I have a question about a passage from this paper. First, some definitions
A Semigroup $S$ is said to be an inverse semigroup provided that for every $x \in X$, there exists a unique element $x^{-1}$ such that $x^{-1}xx^{-1} = x^{-1}$ and $xx^{-1}x=x$.
The semilattice $E$ of idempotents in an inverse semigroup $S$ is given by $E = \{x^{-1}x \mid x \in S\} = \{xx^{-1} \mid x \in S\} = \{e \in S \mid e = e^2 \}$.
On page 18 of the above linked paper, the author writes:
In the case of partial bijections, the semilattice of idempotents is given by all domains and images. Multiplication in this semilattice is intersection of sets, and $\le$ is $\subseteq$ for sets, i.e., containment.

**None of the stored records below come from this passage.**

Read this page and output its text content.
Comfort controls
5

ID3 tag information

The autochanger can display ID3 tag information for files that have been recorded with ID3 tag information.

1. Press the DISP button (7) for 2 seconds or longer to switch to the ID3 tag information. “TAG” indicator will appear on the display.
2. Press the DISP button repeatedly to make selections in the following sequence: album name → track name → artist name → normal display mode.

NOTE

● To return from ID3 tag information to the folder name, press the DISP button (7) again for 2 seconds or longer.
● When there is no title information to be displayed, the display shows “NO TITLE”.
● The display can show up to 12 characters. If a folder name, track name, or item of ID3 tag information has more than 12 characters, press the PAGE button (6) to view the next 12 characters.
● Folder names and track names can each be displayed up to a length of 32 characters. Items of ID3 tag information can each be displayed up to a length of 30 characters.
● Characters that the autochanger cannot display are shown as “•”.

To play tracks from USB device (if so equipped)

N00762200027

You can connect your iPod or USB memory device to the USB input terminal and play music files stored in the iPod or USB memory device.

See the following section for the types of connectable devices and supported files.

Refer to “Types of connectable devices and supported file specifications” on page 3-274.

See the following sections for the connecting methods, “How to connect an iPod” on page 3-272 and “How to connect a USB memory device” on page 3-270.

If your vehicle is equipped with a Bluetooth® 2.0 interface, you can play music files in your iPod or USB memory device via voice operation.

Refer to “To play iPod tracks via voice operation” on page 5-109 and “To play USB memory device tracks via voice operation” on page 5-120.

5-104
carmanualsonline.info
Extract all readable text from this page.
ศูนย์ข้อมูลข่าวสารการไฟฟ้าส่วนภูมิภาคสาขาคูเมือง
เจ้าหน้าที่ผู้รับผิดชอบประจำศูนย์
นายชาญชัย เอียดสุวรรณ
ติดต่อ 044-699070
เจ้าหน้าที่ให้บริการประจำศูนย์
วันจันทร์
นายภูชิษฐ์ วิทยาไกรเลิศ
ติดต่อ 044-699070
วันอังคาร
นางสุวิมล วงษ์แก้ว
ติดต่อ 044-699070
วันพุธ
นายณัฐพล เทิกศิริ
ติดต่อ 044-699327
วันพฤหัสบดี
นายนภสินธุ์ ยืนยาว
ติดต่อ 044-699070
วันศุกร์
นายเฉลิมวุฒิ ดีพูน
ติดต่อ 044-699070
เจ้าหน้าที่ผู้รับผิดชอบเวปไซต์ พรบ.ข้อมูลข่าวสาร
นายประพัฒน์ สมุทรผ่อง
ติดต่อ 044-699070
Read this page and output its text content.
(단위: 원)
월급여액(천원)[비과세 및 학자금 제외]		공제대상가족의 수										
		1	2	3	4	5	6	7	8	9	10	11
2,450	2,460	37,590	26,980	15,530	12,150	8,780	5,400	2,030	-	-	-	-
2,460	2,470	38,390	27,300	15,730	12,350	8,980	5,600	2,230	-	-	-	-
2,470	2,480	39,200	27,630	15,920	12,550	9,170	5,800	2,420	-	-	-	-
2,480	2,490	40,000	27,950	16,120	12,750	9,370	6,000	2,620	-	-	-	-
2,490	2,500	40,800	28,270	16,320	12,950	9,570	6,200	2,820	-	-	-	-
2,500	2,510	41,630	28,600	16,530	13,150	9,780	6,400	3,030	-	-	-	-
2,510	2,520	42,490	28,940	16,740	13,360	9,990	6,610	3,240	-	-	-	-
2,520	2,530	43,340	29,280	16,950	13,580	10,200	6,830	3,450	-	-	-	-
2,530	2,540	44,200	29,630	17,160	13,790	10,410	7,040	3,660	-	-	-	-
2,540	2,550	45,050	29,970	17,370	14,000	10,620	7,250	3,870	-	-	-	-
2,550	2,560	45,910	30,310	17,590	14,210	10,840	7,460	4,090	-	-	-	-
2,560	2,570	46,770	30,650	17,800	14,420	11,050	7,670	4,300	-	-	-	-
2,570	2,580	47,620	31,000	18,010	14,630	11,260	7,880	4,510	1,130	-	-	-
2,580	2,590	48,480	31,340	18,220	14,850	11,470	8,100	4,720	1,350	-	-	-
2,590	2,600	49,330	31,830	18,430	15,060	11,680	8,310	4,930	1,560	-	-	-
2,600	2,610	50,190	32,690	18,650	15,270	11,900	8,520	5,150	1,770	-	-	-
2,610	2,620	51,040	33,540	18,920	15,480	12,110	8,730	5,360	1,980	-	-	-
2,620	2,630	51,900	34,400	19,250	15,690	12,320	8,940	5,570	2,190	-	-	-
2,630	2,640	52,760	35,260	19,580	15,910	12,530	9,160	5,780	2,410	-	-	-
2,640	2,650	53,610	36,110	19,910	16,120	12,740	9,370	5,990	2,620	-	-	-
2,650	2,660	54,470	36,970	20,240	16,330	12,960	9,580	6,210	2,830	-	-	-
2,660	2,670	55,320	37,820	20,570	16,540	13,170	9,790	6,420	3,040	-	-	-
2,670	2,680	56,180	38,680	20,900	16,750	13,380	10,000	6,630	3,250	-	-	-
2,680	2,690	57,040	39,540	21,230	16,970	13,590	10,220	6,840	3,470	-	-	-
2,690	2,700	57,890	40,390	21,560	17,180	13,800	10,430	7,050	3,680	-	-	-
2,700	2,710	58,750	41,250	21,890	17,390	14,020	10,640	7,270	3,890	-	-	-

Given a set $X$, the collection of all partial bijections on $X$ is denoted as $I(X)$. The semilattice of idempotents $I(X)$ is a subset of $I(X)$, so it itself should consist of partial bijections. But how can the semilattice of idempotents consist of sets? Shouldn't it consist of all partial bijections $f$ such that $f^2 = f$? Are we identifying $f$ with its domain and image? I don't think this makes sense because there are distinct functions with the same domain and image.
The idempotents in this semigroup are those partial functions $f$ such that the range is a subset of the domain and $f$ maps every element of the range to itself.
CORRECTION: I misread "partial bijections" as "partial functions". So the requirements on $f$ in my answer together with the "bijection" requirement imply that $f$ is simply the identity function on some subset of $X$. Apparently the author of the quoted text identifies "the identity function on a subset $Y$ of $X$" with simply $Y$ and thus gets that the idempotents amount to subsets of $X$.